On one hand, the Hindu community protests against such conversions of the two Hindu sisters and their father and two brothers searched the whole area for the girls, asking everyone about their whereabouts. Even the girls’ father is screaming in Ghotki Police Station for recovering his daughters, as it has emerged on a You-tube video. (https://www.youtube.com/watch?v=kmwP8iH7U2Y).

On the other hand, the two girls are shown in a video, in which they are said to have embraced Islam willingly and where their names have been changed from Raveena to Aasia and Reena to Shazia.

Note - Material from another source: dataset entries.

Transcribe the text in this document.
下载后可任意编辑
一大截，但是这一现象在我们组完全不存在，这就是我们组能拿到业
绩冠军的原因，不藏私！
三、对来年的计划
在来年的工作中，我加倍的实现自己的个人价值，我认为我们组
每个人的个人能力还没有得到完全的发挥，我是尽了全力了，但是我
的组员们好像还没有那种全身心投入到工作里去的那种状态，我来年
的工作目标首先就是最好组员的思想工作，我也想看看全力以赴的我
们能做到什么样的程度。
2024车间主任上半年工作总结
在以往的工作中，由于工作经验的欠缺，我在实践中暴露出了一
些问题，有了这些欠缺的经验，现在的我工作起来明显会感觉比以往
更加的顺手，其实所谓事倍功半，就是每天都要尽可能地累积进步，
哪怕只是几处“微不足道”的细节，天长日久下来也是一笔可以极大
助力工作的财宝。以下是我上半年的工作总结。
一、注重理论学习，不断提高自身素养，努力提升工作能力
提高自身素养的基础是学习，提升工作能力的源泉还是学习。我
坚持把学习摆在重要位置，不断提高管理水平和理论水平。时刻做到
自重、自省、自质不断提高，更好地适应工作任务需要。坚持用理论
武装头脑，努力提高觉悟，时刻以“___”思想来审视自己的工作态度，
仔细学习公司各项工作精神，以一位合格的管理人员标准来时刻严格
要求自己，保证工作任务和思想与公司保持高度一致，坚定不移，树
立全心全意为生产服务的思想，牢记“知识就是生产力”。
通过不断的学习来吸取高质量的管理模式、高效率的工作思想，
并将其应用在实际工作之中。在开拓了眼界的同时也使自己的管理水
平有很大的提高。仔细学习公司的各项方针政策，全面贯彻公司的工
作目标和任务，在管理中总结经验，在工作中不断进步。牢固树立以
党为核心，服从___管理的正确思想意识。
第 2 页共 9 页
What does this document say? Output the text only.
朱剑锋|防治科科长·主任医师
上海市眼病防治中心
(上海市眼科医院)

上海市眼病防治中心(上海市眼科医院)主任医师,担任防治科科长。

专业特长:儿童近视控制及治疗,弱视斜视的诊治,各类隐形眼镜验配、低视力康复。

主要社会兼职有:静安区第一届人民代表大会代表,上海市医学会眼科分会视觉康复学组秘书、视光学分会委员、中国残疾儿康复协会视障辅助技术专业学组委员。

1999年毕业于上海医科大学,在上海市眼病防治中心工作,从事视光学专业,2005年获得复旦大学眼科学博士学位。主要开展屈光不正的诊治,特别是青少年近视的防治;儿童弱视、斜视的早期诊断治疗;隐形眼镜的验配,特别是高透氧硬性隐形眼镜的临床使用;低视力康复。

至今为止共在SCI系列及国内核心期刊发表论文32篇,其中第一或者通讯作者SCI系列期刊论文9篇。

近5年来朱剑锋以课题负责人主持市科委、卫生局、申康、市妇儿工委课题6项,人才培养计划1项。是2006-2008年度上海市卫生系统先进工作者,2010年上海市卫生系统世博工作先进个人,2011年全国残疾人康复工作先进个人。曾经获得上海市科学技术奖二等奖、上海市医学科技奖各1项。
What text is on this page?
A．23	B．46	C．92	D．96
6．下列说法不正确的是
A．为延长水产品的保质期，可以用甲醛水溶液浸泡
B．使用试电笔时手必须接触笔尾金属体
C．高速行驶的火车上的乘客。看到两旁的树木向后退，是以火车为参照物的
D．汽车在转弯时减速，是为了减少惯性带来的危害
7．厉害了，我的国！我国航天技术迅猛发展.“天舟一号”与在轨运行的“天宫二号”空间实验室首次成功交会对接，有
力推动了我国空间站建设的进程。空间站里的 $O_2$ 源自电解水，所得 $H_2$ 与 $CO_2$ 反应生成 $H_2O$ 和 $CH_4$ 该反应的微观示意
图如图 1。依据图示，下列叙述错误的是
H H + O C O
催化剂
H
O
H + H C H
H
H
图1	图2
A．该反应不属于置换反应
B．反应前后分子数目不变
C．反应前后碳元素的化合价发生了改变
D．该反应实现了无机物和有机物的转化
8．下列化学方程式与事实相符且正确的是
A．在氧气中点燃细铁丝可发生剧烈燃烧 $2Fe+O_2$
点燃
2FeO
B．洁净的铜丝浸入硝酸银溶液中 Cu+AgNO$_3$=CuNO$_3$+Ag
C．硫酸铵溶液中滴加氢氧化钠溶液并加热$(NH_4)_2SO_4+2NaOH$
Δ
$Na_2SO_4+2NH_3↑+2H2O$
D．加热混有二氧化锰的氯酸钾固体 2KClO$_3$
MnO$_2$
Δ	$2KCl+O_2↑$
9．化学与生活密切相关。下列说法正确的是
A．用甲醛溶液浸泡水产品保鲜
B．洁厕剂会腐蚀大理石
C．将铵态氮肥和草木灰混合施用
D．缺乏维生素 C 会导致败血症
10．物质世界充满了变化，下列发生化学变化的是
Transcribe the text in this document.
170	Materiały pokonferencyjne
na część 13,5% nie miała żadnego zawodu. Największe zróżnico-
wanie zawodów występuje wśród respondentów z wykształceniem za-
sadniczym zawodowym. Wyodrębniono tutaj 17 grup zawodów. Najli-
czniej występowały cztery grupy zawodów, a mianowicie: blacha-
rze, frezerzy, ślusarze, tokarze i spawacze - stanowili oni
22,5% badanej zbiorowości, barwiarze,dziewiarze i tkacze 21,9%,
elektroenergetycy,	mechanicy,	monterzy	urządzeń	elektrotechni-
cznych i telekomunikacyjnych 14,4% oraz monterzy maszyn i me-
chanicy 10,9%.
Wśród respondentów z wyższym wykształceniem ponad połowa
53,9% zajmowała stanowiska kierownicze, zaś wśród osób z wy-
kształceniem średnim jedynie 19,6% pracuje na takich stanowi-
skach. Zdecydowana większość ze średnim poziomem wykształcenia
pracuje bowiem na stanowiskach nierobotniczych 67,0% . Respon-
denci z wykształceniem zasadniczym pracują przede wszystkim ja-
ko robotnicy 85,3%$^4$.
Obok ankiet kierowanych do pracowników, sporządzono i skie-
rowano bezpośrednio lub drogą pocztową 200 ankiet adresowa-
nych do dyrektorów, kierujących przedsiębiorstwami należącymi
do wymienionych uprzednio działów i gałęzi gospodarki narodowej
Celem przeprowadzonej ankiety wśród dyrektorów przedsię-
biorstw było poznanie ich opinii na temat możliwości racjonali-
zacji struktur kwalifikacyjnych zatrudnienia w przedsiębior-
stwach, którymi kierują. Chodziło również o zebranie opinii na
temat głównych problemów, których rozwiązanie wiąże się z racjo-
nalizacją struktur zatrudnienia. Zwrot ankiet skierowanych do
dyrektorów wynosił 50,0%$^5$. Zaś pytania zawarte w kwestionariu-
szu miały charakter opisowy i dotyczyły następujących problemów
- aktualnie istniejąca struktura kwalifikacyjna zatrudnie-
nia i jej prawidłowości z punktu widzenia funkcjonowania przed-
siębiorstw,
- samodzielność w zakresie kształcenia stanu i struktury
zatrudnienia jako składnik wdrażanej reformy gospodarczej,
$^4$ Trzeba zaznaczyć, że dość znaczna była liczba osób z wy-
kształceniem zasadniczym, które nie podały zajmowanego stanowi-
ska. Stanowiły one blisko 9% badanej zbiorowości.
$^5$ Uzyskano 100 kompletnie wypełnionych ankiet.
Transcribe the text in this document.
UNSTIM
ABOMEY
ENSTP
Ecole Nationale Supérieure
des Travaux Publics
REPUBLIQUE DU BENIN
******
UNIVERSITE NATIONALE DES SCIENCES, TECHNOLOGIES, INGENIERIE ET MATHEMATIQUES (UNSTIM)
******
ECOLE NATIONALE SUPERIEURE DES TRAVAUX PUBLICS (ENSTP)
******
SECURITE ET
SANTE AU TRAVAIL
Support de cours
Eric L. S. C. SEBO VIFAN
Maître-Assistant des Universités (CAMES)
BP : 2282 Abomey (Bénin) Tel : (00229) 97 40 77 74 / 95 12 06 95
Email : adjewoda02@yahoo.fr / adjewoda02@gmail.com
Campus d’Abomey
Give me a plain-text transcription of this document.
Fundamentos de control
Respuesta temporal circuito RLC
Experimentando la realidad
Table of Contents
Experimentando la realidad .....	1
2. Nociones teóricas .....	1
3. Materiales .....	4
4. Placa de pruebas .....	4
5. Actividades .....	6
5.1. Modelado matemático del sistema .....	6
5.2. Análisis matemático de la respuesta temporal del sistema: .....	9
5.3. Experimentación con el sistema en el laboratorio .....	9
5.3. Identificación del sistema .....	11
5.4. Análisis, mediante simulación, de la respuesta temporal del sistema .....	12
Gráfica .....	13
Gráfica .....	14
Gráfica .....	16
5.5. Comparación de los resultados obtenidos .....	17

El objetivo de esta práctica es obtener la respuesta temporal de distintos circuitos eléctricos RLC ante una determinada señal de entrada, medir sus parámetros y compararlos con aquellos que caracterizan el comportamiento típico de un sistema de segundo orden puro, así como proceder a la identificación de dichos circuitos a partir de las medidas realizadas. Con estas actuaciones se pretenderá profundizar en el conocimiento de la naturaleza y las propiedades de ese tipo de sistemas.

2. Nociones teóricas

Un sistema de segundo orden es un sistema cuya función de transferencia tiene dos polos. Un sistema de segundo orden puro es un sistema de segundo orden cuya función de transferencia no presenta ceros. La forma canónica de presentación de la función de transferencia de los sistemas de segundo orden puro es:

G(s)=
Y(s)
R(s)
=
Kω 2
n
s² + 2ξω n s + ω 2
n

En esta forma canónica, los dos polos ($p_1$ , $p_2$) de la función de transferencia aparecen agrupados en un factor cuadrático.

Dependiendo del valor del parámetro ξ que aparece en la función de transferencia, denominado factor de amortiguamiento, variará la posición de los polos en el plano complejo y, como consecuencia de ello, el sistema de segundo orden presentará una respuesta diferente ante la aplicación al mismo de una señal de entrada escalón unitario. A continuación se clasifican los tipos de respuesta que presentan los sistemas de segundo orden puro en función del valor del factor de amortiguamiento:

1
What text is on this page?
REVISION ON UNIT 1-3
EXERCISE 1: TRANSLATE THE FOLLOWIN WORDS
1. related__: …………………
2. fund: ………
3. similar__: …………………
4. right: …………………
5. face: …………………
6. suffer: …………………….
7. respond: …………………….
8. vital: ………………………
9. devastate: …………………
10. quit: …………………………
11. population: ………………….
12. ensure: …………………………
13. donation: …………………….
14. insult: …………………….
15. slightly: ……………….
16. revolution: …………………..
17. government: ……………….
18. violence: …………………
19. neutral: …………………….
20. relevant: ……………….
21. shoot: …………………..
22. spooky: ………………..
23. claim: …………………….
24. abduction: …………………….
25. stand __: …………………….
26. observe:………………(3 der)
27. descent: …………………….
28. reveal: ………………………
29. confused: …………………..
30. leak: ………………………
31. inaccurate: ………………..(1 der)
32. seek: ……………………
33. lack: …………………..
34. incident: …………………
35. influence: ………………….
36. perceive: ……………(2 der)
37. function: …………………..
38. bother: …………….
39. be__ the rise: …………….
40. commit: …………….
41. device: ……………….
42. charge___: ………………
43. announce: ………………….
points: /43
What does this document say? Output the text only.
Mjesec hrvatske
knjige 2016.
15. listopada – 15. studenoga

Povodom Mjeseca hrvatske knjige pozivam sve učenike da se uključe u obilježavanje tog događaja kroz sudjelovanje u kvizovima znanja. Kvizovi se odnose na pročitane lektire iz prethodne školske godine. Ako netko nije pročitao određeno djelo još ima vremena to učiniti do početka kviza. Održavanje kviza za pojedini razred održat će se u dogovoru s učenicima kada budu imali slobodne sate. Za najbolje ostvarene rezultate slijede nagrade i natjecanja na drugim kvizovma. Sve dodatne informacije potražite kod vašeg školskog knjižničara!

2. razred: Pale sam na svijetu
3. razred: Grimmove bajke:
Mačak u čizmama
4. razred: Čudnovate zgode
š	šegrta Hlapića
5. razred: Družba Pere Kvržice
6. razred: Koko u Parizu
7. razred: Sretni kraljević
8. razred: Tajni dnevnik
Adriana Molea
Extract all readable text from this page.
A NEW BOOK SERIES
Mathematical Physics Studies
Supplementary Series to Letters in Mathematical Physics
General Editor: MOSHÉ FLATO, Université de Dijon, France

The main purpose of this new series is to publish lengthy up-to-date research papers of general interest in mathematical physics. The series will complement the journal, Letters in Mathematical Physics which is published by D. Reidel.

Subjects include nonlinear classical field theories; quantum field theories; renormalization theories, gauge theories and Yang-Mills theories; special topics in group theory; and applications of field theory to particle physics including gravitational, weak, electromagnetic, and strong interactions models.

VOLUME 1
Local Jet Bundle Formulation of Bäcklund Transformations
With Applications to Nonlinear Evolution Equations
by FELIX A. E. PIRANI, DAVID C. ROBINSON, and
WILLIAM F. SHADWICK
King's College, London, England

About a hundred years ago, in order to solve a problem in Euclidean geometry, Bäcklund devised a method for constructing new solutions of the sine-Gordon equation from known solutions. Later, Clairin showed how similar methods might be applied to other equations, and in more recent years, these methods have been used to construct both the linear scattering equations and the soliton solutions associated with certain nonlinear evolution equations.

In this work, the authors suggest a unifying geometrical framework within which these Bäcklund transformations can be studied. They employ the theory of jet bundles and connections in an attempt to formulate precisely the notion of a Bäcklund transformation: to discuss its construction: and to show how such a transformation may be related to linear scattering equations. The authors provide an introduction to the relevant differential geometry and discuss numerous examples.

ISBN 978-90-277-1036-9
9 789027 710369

However, a report, published in The Economic Times on March 24, 2019, says that ‘Pakistan Prime Minister orders probe into forced conversion and marriages of 2 teenage Hindu girls.’ (https://economictimes.indiatimes.com/news/international/world-news-pakistan-pm-orders-probe-into-forced-conversion-and-marriages-of-2-teeange-hindu-girls).

As fake news or junk news and hostile propaganda on social media play a massive negative and toxic (harmful, poisonous, malignant) role throughout the world these days, so, this is very important to conduct an entirely and thoroughly ‘Independent Inquiry’ into the case of Raveena and Reena and do justice to those who have been negatively affected and impacted by this entire scenario.